Sous la coupole de l'Institut de France, un vieux manuscrit du XVIIème siècle passe, en ce lundi 30 mars 2026, d'une main à l'autre. Il s'agit des écrits de saint Maxime le Confesseur en leur première édition critique, publiée à Paris en 1675. Rares, ces deux volumes sont un présent offert au Patriarche orthodoxe, Bartholomée I, reçu comme membre de l'Académie des Sciences Morales et Politique sur le fauteuil laissé vacant par Benoît XVI - il fut admis dans ce cénacle français avant d'être élu pape. Symboliquement, deux religieux, membres de cette illustre académie, le Grand rabbin Haïm Korsia et l'archevêque émérite de Strasbourg Mgr Luc Ravel, ont donc remis ce présent au Patriarche en place de l'épée d'Académicien, qui ne peut être offerte à un homme de Dieu.

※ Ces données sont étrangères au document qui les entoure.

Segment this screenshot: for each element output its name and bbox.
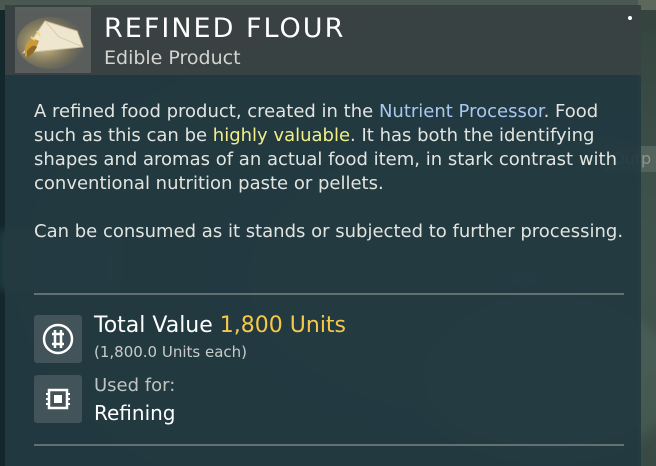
refiner-chip-icon <box>46 388 70 410</box>
item-description: A refined food product, created in the N… <box>34 100 624 268</box>
game-screen: Outp R <box>0 0 656 466</box>
description-paragraph-2: Can be consumed as it stands or subjecte… <box>34 221 624 242</box>
section-divider <box>34 293 624 295</box>
usage-icon-frame <box>34 375 82 423</box>
item-icon-frame <box>15 7 91 73</box>
unit-value: (1,800.0 Units each) <box>94 343 248 361</box>
highlighted-term: highly valuable <box>212 125 351 146</box>
nutrient-processor-link: Nutrient Processor <box>378 101 544 122</box>
item-header: REFINED FLOUR Edible Product <box>5 5 641 75</box>
item-tooltip-panel: REFINED FLOUR Edible Product A refined f… <box>5 5 641 466</box>
section-divider-bottom <box>34 444 624 446</box>
total-value-amount: 1,800 Units <box>219 313 347 338</box>
usage-value: Refining <box>94 401 176 425</box>
total-value-label: Total Value <box>94 313 213 338</box>
header-indicator-dot <box>628 16 632 20</box>
description-text: A refined food product, created in the <box>34 101 379 122</box>
total-value: Total Value 1,800 Units <box>94 313 346 338</box>
value-icon-frame <box>34 315 82 363</box>
item-title: REFINED FLOUR <box>104 13 346 44</box>
units-currency-icon <box>42 323 74 355</box>
item-category: Edible Product <box>104 47 241 69</box>
flour-pile-icon <box>17 17 85 69</box>
description-paragraph-1: A refined food product, created in the N… <box>34 100 624 196</box>
usage-label: Used for: <box>94 375 176 396</box>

Dans un français parfait, celui qui est aussi Primat de l'Église orthodoxe, veillant sur la foi chrétienne de 350 millions de fidèles, a évoqué l'œuvre intellectuelle et spirituelle de Joseph Ratzinger - Benoît XVI, dont il fut proche. Il a conclu son évocation par un touchant « que ta mémoire soit éternelle, saint frère ! », prononcé en grec.